When world stock markets plunged on Black Monday in October 1987, one asset class held remarkably steady.
“If you looked at the markets and economy through the eyes of the commodity index, people kept drinking their coffee, eating their Wheaties,” Robert Greer, executive vice president and manager of Real Return Products at PIMCO, told a large CU Denver Business School audience at a lunchtime discussion on Jan. 23. “There was no change in supply and demand for commodities. That is an example of fundamental economic diversification.”
Greer, who is regarded as the first person to define an investable commodity index, explained the fundamentals of “Commodity Index Investing” as a featured presenter in the Business School’s J.P. Morgan Center for Commodities. Before joining PIMCO, Greer spent eight years managing the commodity index business for Daiwa Securities and then for both Chase Manhattan and J.P. Morgan.

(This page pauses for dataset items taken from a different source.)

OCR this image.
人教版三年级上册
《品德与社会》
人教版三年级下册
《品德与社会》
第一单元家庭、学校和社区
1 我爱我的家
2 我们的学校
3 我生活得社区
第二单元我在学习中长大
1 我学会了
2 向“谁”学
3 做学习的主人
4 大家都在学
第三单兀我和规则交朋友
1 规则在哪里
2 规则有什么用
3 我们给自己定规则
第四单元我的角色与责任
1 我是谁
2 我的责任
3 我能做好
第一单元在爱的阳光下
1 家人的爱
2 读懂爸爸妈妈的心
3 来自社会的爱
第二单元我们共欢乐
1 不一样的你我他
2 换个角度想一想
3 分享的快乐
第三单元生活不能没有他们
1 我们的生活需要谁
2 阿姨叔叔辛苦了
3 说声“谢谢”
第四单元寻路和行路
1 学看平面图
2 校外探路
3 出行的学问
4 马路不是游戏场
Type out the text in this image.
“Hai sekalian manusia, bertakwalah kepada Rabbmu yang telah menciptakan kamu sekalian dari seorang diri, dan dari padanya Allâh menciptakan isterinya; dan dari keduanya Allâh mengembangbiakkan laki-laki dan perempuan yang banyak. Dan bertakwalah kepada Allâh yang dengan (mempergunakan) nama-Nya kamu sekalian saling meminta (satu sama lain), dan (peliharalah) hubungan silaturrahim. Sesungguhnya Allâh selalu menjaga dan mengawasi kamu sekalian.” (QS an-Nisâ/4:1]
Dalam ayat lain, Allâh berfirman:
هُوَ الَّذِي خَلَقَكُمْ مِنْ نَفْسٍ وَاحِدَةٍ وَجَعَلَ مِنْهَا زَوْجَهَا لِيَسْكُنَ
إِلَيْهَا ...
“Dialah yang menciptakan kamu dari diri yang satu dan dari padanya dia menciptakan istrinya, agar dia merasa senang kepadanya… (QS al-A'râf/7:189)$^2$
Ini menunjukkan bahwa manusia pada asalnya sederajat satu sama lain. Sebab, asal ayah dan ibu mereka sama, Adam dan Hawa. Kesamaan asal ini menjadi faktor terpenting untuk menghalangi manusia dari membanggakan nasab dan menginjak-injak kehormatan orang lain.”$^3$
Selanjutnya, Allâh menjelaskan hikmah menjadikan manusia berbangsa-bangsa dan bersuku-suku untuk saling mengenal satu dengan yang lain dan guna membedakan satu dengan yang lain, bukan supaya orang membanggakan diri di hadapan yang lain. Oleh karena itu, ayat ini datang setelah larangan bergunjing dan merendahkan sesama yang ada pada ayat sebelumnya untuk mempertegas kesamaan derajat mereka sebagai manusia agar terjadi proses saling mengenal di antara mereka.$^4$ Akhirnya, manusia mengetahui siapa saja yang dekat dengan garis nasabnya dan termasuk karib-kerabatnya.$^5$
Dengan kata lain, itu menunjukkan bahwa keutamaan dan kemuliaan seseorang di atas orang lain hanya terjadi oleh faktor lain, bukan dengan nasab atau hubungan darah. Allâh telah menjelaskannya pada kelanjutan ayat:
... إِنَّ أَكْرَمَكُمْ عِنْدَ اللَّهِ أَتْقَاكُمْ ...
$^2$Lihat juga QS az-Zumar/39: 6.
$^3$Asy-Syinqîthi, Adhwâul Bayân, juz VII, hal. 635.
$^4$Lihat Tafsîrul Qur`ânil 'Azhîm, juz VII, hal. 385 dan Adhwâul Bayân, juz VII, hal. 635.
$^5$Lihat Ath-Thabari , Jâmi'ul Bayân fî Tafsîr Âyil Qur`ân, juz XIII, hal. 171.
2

“Commodities give you a diversification of the risk factors that you’re exposed to,” he said. “That doesn’t ensure that commodities will go up when stocks go down, but at least you’re exposed to a different set of risk factors.”
In the mid-70s, when Greer hand-recorded historical commodity prices on a legal pad in a public library, the idea of commodities being an investable asset class was outside of the mainstream. For the CU Denver Business School audience he made the case that investors can make better decisions in a world of uncertain market forces if they have an understanding of the role commodities play.
He said major benefits from commodity investing include:
- Diversification from stocks and bonds
- Inflation protection
- Historical returns comparable to equities in both magnitude and volatility
Looking at the history of commodities indexes back to their start in the 1970s, Greer said, returns on commodities fare comparably to equities — 9.2 percent to 10 percent. “Over long periods of time the idea that you’re getting equity-like returns with equity-like volatility seems to apply.”
Greer gave a fascinating and nuanced presentation about components within commodity index investing: futures contracts, roll yields and convenience yields, supply and demand, time-period cycles for different industries, and the U.S. dollar’s impact on commodities. He also shared strategies on how to make commodities investing work for you.
A key strategy is one that is employed by investors of other asset classes: rebalance. “If your commodity prices are moving in a somewhat uncorrelated fashion you get a benefit from what Harry Markowitz (founder of modern portfolio theory) taught us to do with any portfolio: You periodically rebalance,” Greer said. “You sell what goes up and you buy what goes down.”
Greer explained the many ways the asset class of commodities — which have moved closer to the investing mainstream in the last 15 years — deliver returns to investors. “You’ll note there are no formulas and no Greek letters in what I’ve just described, but there is a dose of Economics 101 and a little bit of plain common sense.”
After fielding numerous questions during the discussion, Greer concluded by again evoking Markowitz: “Remember Harry’s comment above all: Predictions cannot be beyond doubt or error. What we are trying to do is offer an asset class that will protect from some of this uncertainty.”